# Grey mare breed to a palomino stud?



## MBhorses (Jan 7, 2007)

Hello,

We want to know what color foals will a mini grey mare and a palomimo stud will produce?

We know that we have a 50% chance of grey foals, but what other colors from this pair?

thanks MELISSA


----------



## CheyAut (Jan 7, 2007)

That's impossible to answer without knowing what color the mare was before she turned grey. The palomino can ONLY pass on a red gene, he has no black gene. But if mom passes on a black gene, that's dominant. Then, if mom is black, dad could still pass on agouti, making bay...

So... chestnut, black, bay. Dad has 50% chance of passing on cream, so that could make palomino, smokey black, or buckskin. THEN... There's a WHOLE list of other things mom may have... pinto, silver, ect ect ect ect

Jessi


----------



## love_casper (Jan 7, 2007)

well it really could be anything with a grey. do you know what base color she is/what she was before she turned grey? palominos can produce just about anything, so the vague phenotype grey doesnt narrow it down much.


----------



## New2Minis (Jan 7, 2007)

My bay mare was bred to a palomino and I got a buckskin...........I thought Palomino could produce just about anything.......But then again, I am no expert!


----------



## MBhorses (Jan 7, 2007)

Hello,

our grey mare was born sorrel at birth then turn grey.

thanks melissa


----------



## Minimor (Jan 7, 2007)

sorrel turned to grey bred to palomino can give you only sorrel or palomino--equal chances of either, with 50% chance the foal will turn grey.


----------



## MBhorses (Jan 8, 2007)

Hello,

i went on www.equinetesting.com

now they have grey listed, but you have to put what color the foal was born first.
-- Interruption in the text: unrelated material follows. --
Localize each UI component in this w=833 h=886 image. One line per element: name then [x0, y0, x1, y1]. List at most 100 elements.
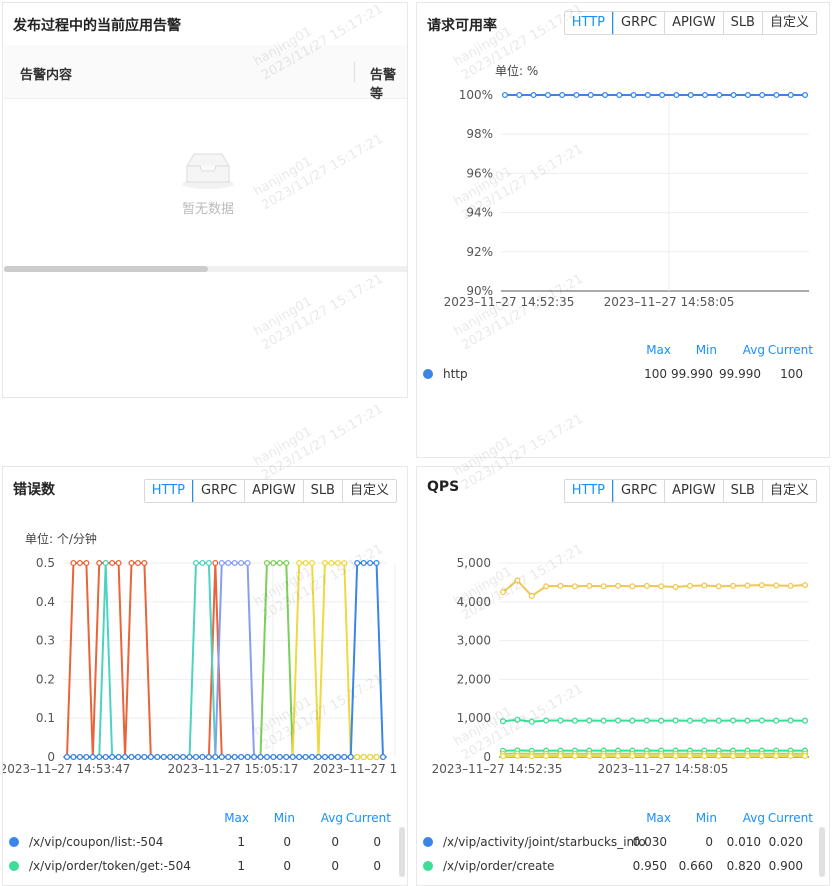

This is my daugther mare she wants to breed her to our good friends show horse who is a palomino stud.

We were just wondering what all colors we might get.

thanks melissa


----------



## Magic (Jan 8, 2007)

I've bred a grey mare to a palomino, twice, but my grey was black before going grey. She had a palomino the first time, non-greying, then a black that did grey out. The grey mare was also bred to a buckskin stallion and had a non-greying buckskin foal.

Aren't the possible colors fun? :bgrin


----------